Она посмотрела на то место, где одеяло прижималось к моим бедрам. Может, у нее и правда мурашки по коже.
— Это не было ситуацией "или-или". Ты не ограничивался мурашками и сердечно-сосудистыми заболеваниями.
— Возможно. — Мои руки распутали одеяло, расправили его, когда я держал его распахнутым над полом, и бросили его так, что оно почти идеально накрыло ее тело, когда приземлилось на нее. — Ты переоцениваешь мое желание разговаривать с тобой.
— Кто из нас заговорил первым?
— Насколько я помню, это был я… после того, как поймал тебя на том, что ты рыскаешь по моей комнате.
— Ты не застал меня за рысканьем. Ты застал меня лежащей на твоей кровати.
— И все же ты отрицаешь свое влечение ко мне. Что именно, Рыцарь? Я тебя привлекаю, или ты шпионила?
Скорее всего, и то, и другое.
— Что это с тобой такое — абсурдные сценарии "или-или"?
Я отложил книгу в сторону и повернулся так, что мои ноги коснулись пола, а предплечья уперлись в колени, когда я наклонился вперед и вперил в нее тяжелый взгляд.
— Уклоняясь от моих вопросов, ты не заслужишь моего уважения, а через семь дней, когда мы начнем наш выпускной год в школе, ты захочешь этого уважения.

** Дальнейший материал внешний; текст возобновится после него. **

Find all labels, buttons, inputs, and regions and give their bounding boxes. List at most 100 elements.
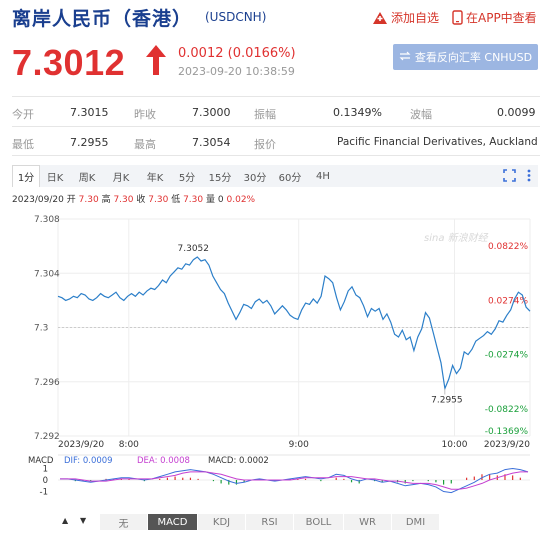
- indicator-tab-kdj[interactable]: KDJ: [198, 514, 246, 530]
- open-in-app-label: 在APP中查看: [466, 11, 537, 25]
- pct-tick-label: -0.1369%: [485, 427, 529, 437]
- info-close: 7.30: [148, 195, 169, 205]
- pct-tick-label: 0.0274%: [488, 296, 528, 306]
- add-watchlist-button[interactable]: 添加自选: [372, 9, 439, 26]
- y-tick-label: 7.304: [34, 269, 60, 279]
- tab-yearly[interactable]: 年K: [138, 165, 172, 187]
- quote-source: Pacific Financial Derivatives, Auckland: [337, 136, 538, 148]
- pct-tick-label: -0.0822%: [485, 405, 529, 415]
- indicator-tabs: 无 MACD KDJ RSI BOLL WR DMI: [100, 514, 538, 530]
- info-high-label: 高: [101, 195, 111, 205]
- quote-stats: 今开 7.3015 昨收 7.3000 振幅 0.1349% 波幅 0.0099…: [12, 96, 540, 156]
- stats-row: 最低 7.2955 最高 7.3054 报价 Pacific Financial…: [12, 126, 540, 156]
- info-open-label: 开: [66, 195, 76, 205]
- macd-y-tick: 0: [43, 476, 48, 486]
- y-axis: 7.308 7.304 7.3 7.296 7.292: [34, 215, 60, 442]
- page-title: 离岸人民币（香港）: [12, 8, 193, 30]
- info-pct: 0.02%: [226, 195, 256, 205]
- watermark-logo: sina 新浪财经: [424, 232, 489, 244]
- macd-y-tick: 1: [43, 465, 48, 475]
- indicator-tab-none[interactable]: 无: [100, 514, 148, 530]
- indicator-tab-boll[interactable]: BOLL: [294, 514, 344, 530]
- add-icon: [372, 11, 388, 25]
- stat-label: 今开: [12, 108, 34, 121]
- tab-15min[interactable]: 15分: [202, 165, 238, 187]
- add-watchlist-label: 添加自选: [391, 11, 440, 25]
- current-price: 7.3012: [12, 42, 126, 83]
- price-change: 0.0012 (0.0166%): [178, 46, 296, 61]
- macd-legend-item: DIF: 0.0009: [64, 456, 113, 466]
- stat-value: 7.3000: [192, 106, 231, 119]
- tab-weekly[interactable]: 周K: [70, 165, 104, 187]
- stat-label: 最高: [134, 138, 156, 151]
- svg-text:sina 新浪财经: sina 新浪财经: [424, 232, 489, 244]
- quote-timestamp: 2023-09-20 10:38:59: [178, 65, 295, 78]
- x-tick-label: 2023/9/20: [58, 440, 104, 450]
- tab-daily[interactable]: 日K: [40, 165, 70, 187]
- stat-value: 7.3054: [192, 136, 231, 149]
- x-axis: 2023/9/20 8:00 9:00 10:00 2023/9/20: [58, 440, 530, 450]
- stat-value: 0.0099: [497, 106, 536, 119]
- high-label: 7.3052: [178, 244, 210, 254]
- reverse-rate-button[interactable]: 查看反向汇率 CNHUSD: [393, 44, 538, 70]
- indicator-tab-wr[interactable]: WR: [344, 514, 392, 530]
- stat-label: 波幅: [410, 108, 432, 121]
- info-close-label: 收: [136, 195, 146, 205]
- up-arrow-icon: [145, 44, 167, 80]
- open-in-app-button[interactable]: 在APP中查看: [452, 9, 537, 26]
- y-tick-label: 7.292: [34, 432, 60, 442]
- macd-legend-item: DEA: 0.0008: [137, 456, 190, 466]
- period-tabs: 1分 日K 周K 月K 年K 5分 15分 30分 60分 4H: [12, 165, 538, 187]
- y-tick-label: 7.296: [34, 378, 60, 388]
- info-date: 2023/09/20: [12, 195, 64, 205]
- ohlc-info-line: 2023/09/20 开 7.30 高 7.30 收 7.30 低 7.30 量…: [12, 192, 255, 205]
- y-tick-label: 7.3: [34, 324, 48, 334]
- info-open: 7.30: [78, 195, 99, 205]
- stat-label: 振幅: [254, 108, 276, 121]
- stat-value: 7.2955: [70, 136, 109, 149]
- macd-y-tick: -1: [40, 488, 48, 498]
- scroll-left-arrow-icon[interactable]: ▲: [62, 516, 68, 525]
- stat-label: 昨收: [134, 108, 156, 121]
- x-tick-label: 9:00: [289, 440, 309, 450]
- indicator-tab-rsi[interactable]: RSI: [246, 514, 294, 530]
- x-tick-label: 8:00: [119, 440, 139, 450]
- pct-tick-label: -0.0274%: [485, 351, 529, 361]
- reverse-rate-label: 查看反向汇率 CNHUSD: [414, 51, 533, 64]
- low-label: 7.2955: [431, 396, 463, 406]
- header: 离岸人民币（香港） (USDCNH) 添加自选 在APP中查看: [0, 0, 550, 36]
- pct-axis: 0.0822% 0.0274% -0.0274% -0.0822% -0.1369%: [485, 242, 529, 437]
- macd-dea-line: [60, 471, 528, 490]
- tab-5min[interactable]: 5分: [172, 165, 202, 187]
- info-high: 7.30: [113, 195, 134, 205]
- tab-4h[interactable]: 4H: [308, 165, 338, 187]
- chart-tools: [503, 169, 532, 185]
- tab-monthly[interactable]: 月K: [104, 165, 138, 187]
- price-chart[interactable]: sina 新浪财经 7.308 7.304 7.3 7.296 7.292 0.0822…: [0, 205, 550, 511]
- fullscreen-icon[interactable]: [503, 169, 516, 185]
- macd-legend-item: MACD: [28, 456, 54, 466]
- swap-icon: [399, 51, 411, 64]
- macd-grid: [58, 454, 530, 481]
- indicator-tab-macd[interactable]: MACD: [148, 514, 198, 530]
- tab-1min[interactable]: 1分: [12, 165, 40, 187]
- symbol-code: (USDCNH): [205, 10, 267, 24]
- tab-30min[interactable]: 30分: [238, 165, 272, 187]
- x-tick-label: 10:00: [442, 440, 468, 450]
- indicator-tab-dmi[interactable]: DMI: [392, 514, 440, 530]
- stat-label: 报价: [254, 138, 276, 151]
- phone-icon: [452, 10, 463, 25]
- stat-value: 7.3015: [70, 106, 109, 119]
- pct-tick-label: 0.0822%: [488, 242, 528, 252]
- scroll-right-arrow-icon[interactable]: ▼: [80, 516, 86, 525]
- x-tick-label: 2023/9/20: [484, 440, 530, 450]
- more-options-icon[interactable]: [526, 169, 532, 185]
- stat-value: 0.1349%: [333, 106, 382, 119]
- info-vol: 0: [217, 195, 224, 205]
- macd-legend: MACD DIF: 0.0009 DEA: 0.0008 MACD: 0.0002 10…: [28, 456, 269, 498]
- info-low: 7.30: [183, 195, 204, 205]
- macd-legend-item: MACD: 0.0002: [208, 456, 269, 466]
- stat-label: 最低: [12, 138, 34, 151]
- stats-row: 今开 7.3015 昨收 7.3000 振幅 0.1349% 波幅 0.0099: [12, 96, 540, 126]
- tab-60min[interactable]: 60分: [272, 165, 308, 187]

Она встретила мои действия, раздвинув ноги и наклонившись вперед, так что всего несколько дюймов разделяли наши лица, когда мы сидели друг напротив друга на диванах, которые мы с мамой когда-то вместе выбирали.
— Я уважаю тебя.
— Правда?
— Как ты это называешь? — Она жестом показала между нами. — У тебя есть привычка обсуждать психологию литературы с людьми, которых ты не уважаешь?
Туше.
Боль в спине должна была послужить напоминанием о необходимости возвести более высокие стены. Вместо этого она разрушила их до основания. Опасность позволить ей увидеть меня в уязвимом состоянии не отпугнула меня, и что-то в ее глазах умоляло меня поверить, что она не враг.
Видела ли она мое одиночество? Сопереживает ли она ему? Не может быть, чтобы мне было весело торчать в этой комнате весь день.
Я открыл рот, чтобы заговорить, но она прервала меня.